İnsan ve Millet ...


" İyi bir insan öldüğünde , ona ağlamayın. Asıl onu kaybeden topluma ağlayın..."

Farabi

 

İnsan; düşünen-duygulanan, ağlayan-gülen, eylem ve fikirlerini yönetebilme yeteneğine sahip varlık.

Sürekli eğitim ve öğreniminde, bilgiyi sentezleyen, yeni yorum ve bilgilere ulaşan yaşamın öğretmeni...

Aşkın sevdalara ;

hayatın bağrında taşıdığı canlı, cansız tüm varlıklara duyduğu sevgi ve merhametle ulaşan, gönül konağı...

Ve, insan mücadele eden, direnen, itirâz eden, dürüstlükten , adaletten ayrılmayan, bir başkasının hakkına engin bir tevazu ile saygı duyan...

İnanan- güvenen , İnanılan ve güvenilen saygın şahsiyet, İNSAN...

İnsan, sahip olduğu yaşayan değerleri ile ölçülür/ tartılır...

Nedir bu yaşayan değerler ?

Ahlâk, din, dil, kültür, bilgi, ilim, iş gücü, yorum yeteneği , ekonomik ve fiziki varlığı, aidiyet duygusu , Milletine ve Vatanına bağlılığı ve bağımsızlığı...

Sahip olduğu bu ve benzeri değerlerden verilecek taviz, insanın çöküşüdür... 

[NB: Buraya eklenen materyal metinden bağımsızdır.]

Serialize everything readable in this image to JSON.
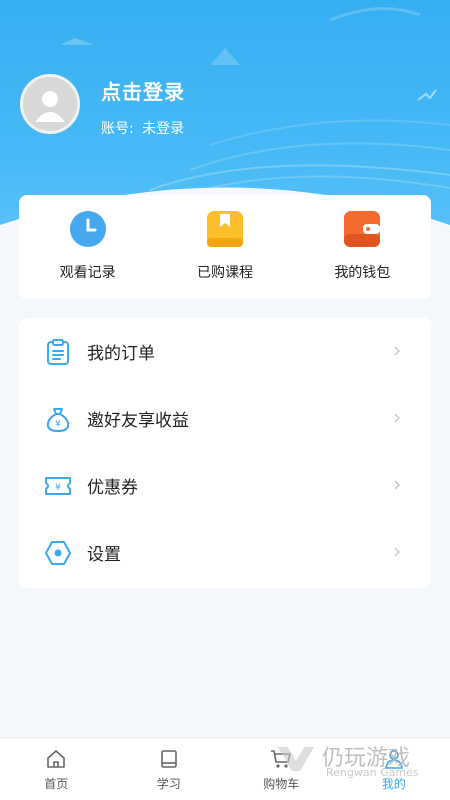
{
  "profile": {
    "login_title": "点击登录",
    "account_label": "账号:",
    "account_value": "未登录"
  },
  "quick_actions": [
    {
      "label": "观看记录",
      "icon": "clock-icon",
      "color": "#45a8ee"
    },
    {
      "label": "已购课程",
      "icon": "bookmark-book-icon",
      "color": "#fbbf2b"
    },
    {
      "label": "我的钱包",
      "icon": "wallet-icon",
      "color": "#f36b2f"
    }
  ],
  "menu": [
    {
      "label": "我的订单",
      "icon": "clipboard-icon"
    },
    {
      "label": "邀好友享收益",
      "icon": "money-bag-icon"
    },
    {
      "label": "优惠券",
      "icon": "coupon-icon"
    },
    {
      "label": "设置",
      "icon": "settings-hexagon-icon"
    }
  ],
  "bottom_nav": [
    {
      "label": "首页",
      "icon": "home-icon",
      "active": false
    },
    {
      "label": "学习",
      "icon": "book-icon",
      "active": false
    },
    {
      "label": "购物车",
      "icon": "cart-icon",
      "active": false
    },
    {
      "label": "我的",
      "icon": "user-icon",
      "active": true
    }
  ],
  "watermark": {
    "text": "仍玩游戏",
    "sub": "Rengwan Games"
  },
  "colors": {
    "header_blue": "#3fb3f4",
    "accent_blue": "#3aa9ee",
    "page_bg": "#f4f8fc"
  }
}
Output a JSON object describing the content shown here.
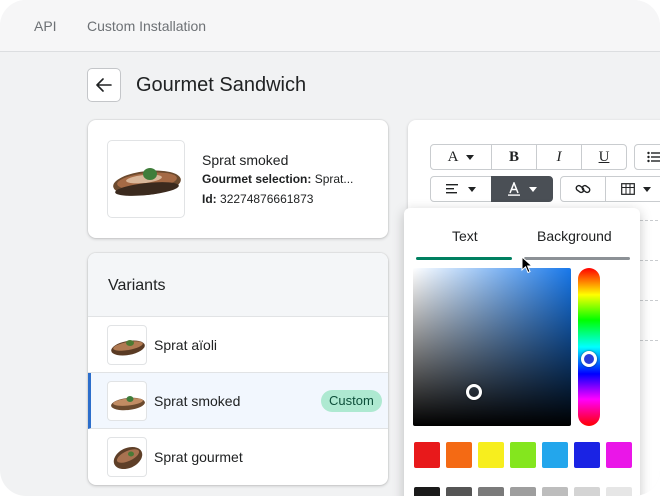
{
  "topnav": {
    "api": "API",
    "custom_installation": "Custom Installation"
  },
  "page": {
    "title": "Gourmet Sandwich"
  },
  "product": {
    "name": "Sprat smoked",
    "selection_label": "Gourmet selection:",
    "selection_value": "Sprat...",
    "id_label": "Id:",
    "id_value": "32274876661873"
  },
  "variants": {
    "title": "Variants",
    "items": [
      {
        "label": "Sprat aïoli",
        "selected": false
      },
      {
        "label": "Sprat smoked",
        "selected": true,
        "badge": "Custom"
      },
      {
        "label": "Sprat gourmet",
        "selected": false
      }
    ]
  },
  "editor": {
    "toolbar": {
      "font": "A",
      "bold": "B",
      "italic": "I",
      "underline": "U"
    }
  },
  "color_picker": {
    "tabs": [
      "Text",
      "Background"
    ],
    "active_tab": "Text",
    "swatches": [
      "#e8191b",
      "#f46a14",
      "#f7ee1e",
      "#84e61e",
      "#23a6ec",
      "#1a23e4",
      "#ea16e8"
    ],
    "grays": [
      "#1a1a1a",
      "#555555",
      "#7a7a7a",
      "#9e9e9e",
      "#bdbdbd",
      "#d4d4d4",
      "#e6e6e6"
    ]
  },
  "colors": {
    "accent": "#2c6ecb",
    "badge_bg": "#aee9d1",
    "badge_text": "#0d4f3a"
  }
}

Bütün mesele; yaşayan değerlerle bütünleşme, yerinde ve zamanında gerektiği gibi davranma hünerini göstermektir.

Günümüz insanı, sürekli değer kaybından dert yanar... Hiç de düşünmez, bu değerleri nerede, nasıl kaybettiğini !... Kazandığı değerleri, nasıl elde ettiğini de sorgulamaz !...

O değerler için, kendisinden önce yaşayan neslin; nasıl bir bedel ödediğini, yaptığı fedâkarlıkları, dökülen gözyaşı, toprağı sulayan al kan ve bağışlanan canların hâzin hikâyesini , bir masal tadında dinler, geçer...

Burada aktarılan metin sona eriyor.